Pomopolítica: paixões e taras na vida brasileira. Rio de Janeiro. Editora
Objetiva, 2006. p. 37.
Entendendo a crônica:
01 – Qual é o motivo pelo qual
o autor comprou um mandacaru para sua casa?
O autor comprou
um mandacaru porque sempre quis ter um cactus em casa e decidiu superar a
crença de que isso trazia azar.
02 – Como o autor descreve o mandacaru
em sua casa?
O autor descreve
o mandacaru como uma planta imponente, com cerca de um metro e sessenta de
altura, pele verde-oliva, espinhos e braços abertos, criando uma paisagem de
caatinga na sala.
03 – O que o autor sente ao
observar o mandacaru?
O autor sente uma
conexão com o mandacaru, vendo-o como um ser vivo que existe há milhões de
anos, fora do tempo e da história, e experimenta uma sensação de solidariedade
discreta com a planta.
04 – Qual é a reflexão
filosófica que o autor faz sobre o mandacaru em relação à existência humana?
O autor reflete
sobre a existência do mandacaru como uma lição sobre a falta de sentido na
vida, em contraste com a busca humana por significado. O mandacaru simplesmente
existe, enquanto os humanos procuram desesperadamente por sentido.

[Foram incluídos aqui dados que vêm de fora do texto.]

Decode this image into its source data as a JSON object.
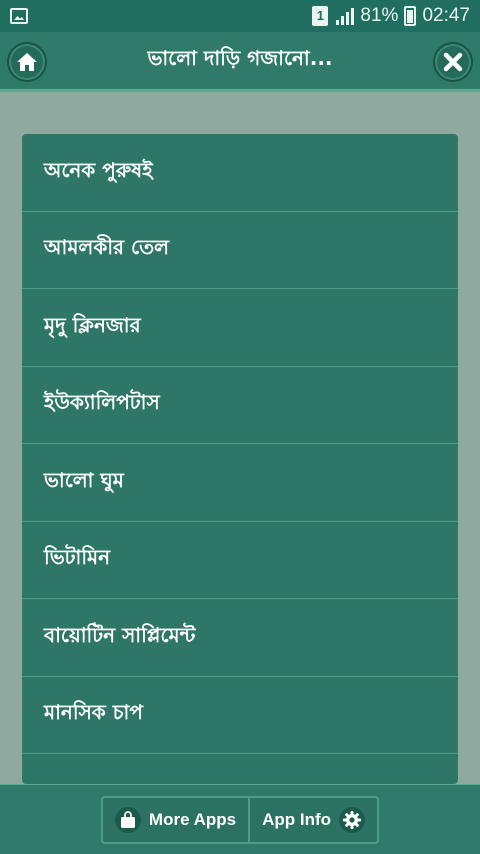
{
  "status_bar": {
    "sim": "1",
    "battery": "81%",
    "time": "02:47"
  },
  "header": {
    "title": "ভালো দাড়ি গজানো..."
  },
  "list": {
    "items": [
      "অনেক পুরুষই",
      "আমলকীর তেল",
      "মৃদু ক্লিনজার",
      "ইউক্যালিপটাস",
      "ভালো ঘুম",
      "ভিটামিন",
      "বায়োটিন সাপ্লিমেন্ট",
      "মানসিক চাপ"
    ]
  },
  "bottom_bar": {
    "more_apps": "More Apps",
    "app_info": "App Info"
  },
  "colors": {
    "status_bar": "#1f6e5f",
    "header": "#2f7a68",
    "card": "#2e7767",
    "background": "#8fa9a0"
  }
}
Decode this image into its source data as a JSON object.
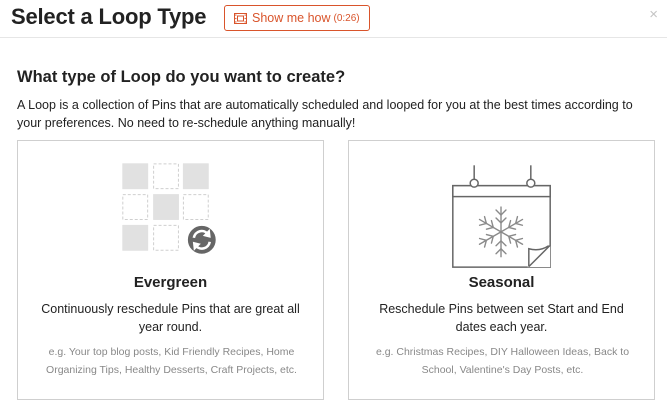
{
  "header": {
    "title": "Select a Loop Type",
    "video_button": {
      "label": "Show me how",
      "duration": "(0:26)",
      "icon": "film-icon"
    },
    "close": "×"
  },
  "main": {
    "question": "What type of Loop do you want to create?",
    "intro": "A Loop is a collection of Pins that are automatically scheduled and looped for you at the best times according to your preferences. No need to re-schedule anything manually!"
  },
  "cards": [
    {
      "title": "Evergreen",
      "description": "Continuously reschedule Pins that are great all year round.",
      "examples": "e.g. Your top blog posts, Kid Friendly Recipes, Home Organizing Tips, Healthy Desserts, Craft Projects, etc.",
      "icon": "repeat-grid-icon"
    },
    {
      "title": "Seasonal",
      "description": "Reschedule Pins between set Start and End dates each year.",
      "examples": "e.g. Christmas Recipes, DIY Halloween Ideas, Back to School, Valentine's Day Posts, etc.",
      "icon": "calendar-snowflake-icon"
    }
  ],
  "colors": {
    "accent": "#d9542b",
    "icon_gray": "#666666",
    "tile_fill": "#e1e1e1",
    "muted_text": "#888888"
  }
}
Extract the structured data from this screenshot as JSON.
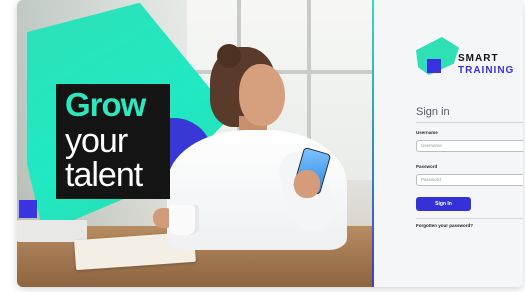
{
  "hero": {
    "headline": {
      "line1": "Grow",
      "line2": "your",
      "line3": "talent"
    }
  },
  "brand": {
    "line1": "SMART",
    "line2": "TRAINING",
    "colors": {
      "teal": "#2fe0b6",
      "indigo": "#3c2fe2",
      "dark": "#141414"
    }
  },
  "login": {
    "title": "Sign in",
    "username_label": "Username",
    "username_placeholder": "Username",
    "password_label": "Password",
    "password_placeholder": "Password",
    "submit_label": "Sign In",
    "forgot_label": "Forgotten your password?"
  }
}
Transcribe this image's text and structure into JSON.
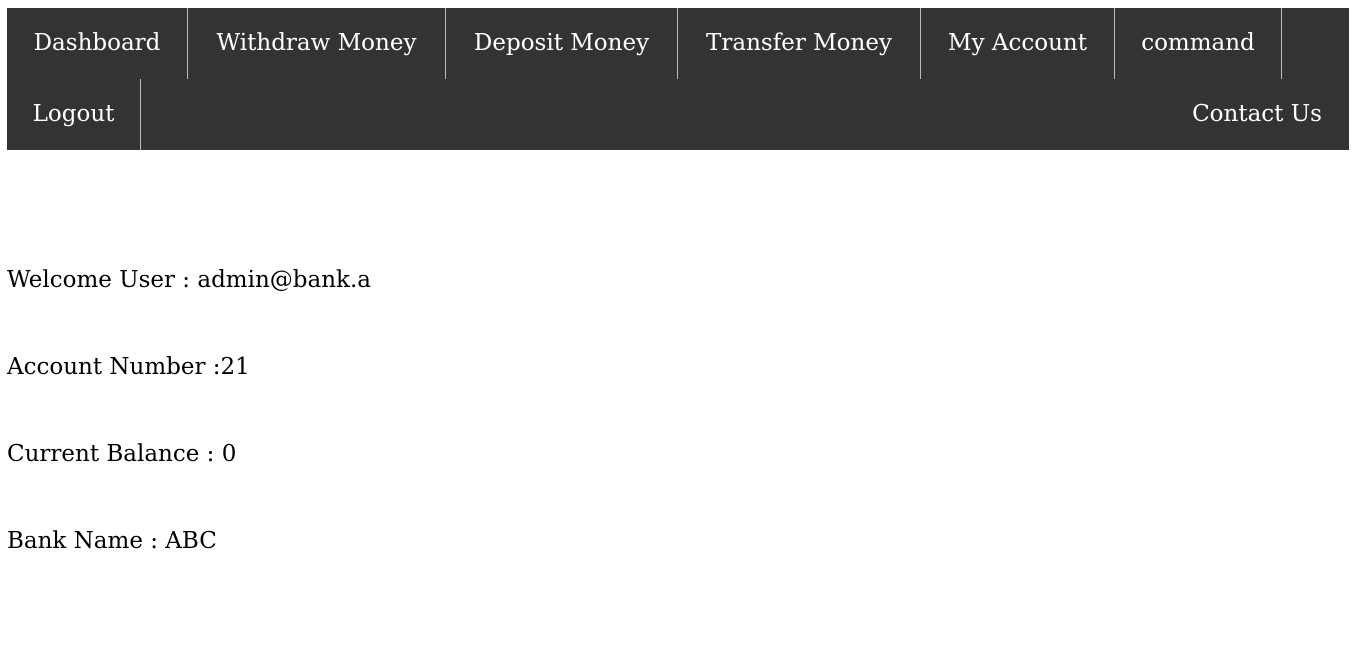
{
  "nav": {
    "dashboard": "Dashboard",
    "withdraw": "Withdraw Money",
    "deposit": "Deposit Money",
    "transfer": "Transfer Money",
    "my_account": "My Account",
    "command": "command",
    "logout": "Logout",
    "contact": "Contact Us"
  },
  "colors": {
    "navbar_bg": "#333333",
    "nav_text": "#ffffff",
    "separator": "#bbbbbb"
  },
  "account": {
    "welcome": "Welcome User : admin@bank.a",
    "account_number": "Account Number :21",
    "current_balance": "Current Balance : 0",
    "bank_name": "Bank Name : ABC"
  }
}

05 – Como o autor compara o
mandacaru a um sertanejo?
O autor compara o
mandacaru a um sertanejo, descrevendo-o como elegante, frugal e forte, assim
como um sertanejo. Ambos enfrentam a vida em condições difíceis, mas o
mandacaru não tem ilusões de sentido, ao contrário dos humanos.
06 – Quem é o autor do texto?
Arnaldo Jabor.
07 – Você já viu um mandacaru?
Resposta pessoal do aluno.
08 – O autor se diz entediado
com a história mundial. Por quê?
O autor se sente
entediado com a história mundial porque ele a percebe como uma paralisia
histórica que finge ser dinâmica, mas apenas repete os mesmos erros e
conflitos, como os envolvendo figuras políticas e eventos como os mencionados,
como Bush, Osama, Lula e tucanos. Ele sente que o mundo está preso em uma
repetição monótona e desesperançada de eventos.
09 – O cactus na sala de
jantar é comparado a um retirante nordestino. Por quê?
O cactus na sala
de jantar é comparado a um retirante nordestino porque, mesmo estando fora de
seu ambiente natural e no conforto da sala de jantar, o mandacaru representa um
símbolo da resistência e da força dos habitantes do Nordeste brasileiro, que
enfrentam condições adversas e desafiadoras. A planta, assim como um retirante,
mantém sua dignidade agreste e ensina lições de coragem e resistência, mesmo
diante da ausência de esperança ou salvação, lembrando o autor das histórias de
vaqueiros, cangaço e personagens como Lampião e Graciliano.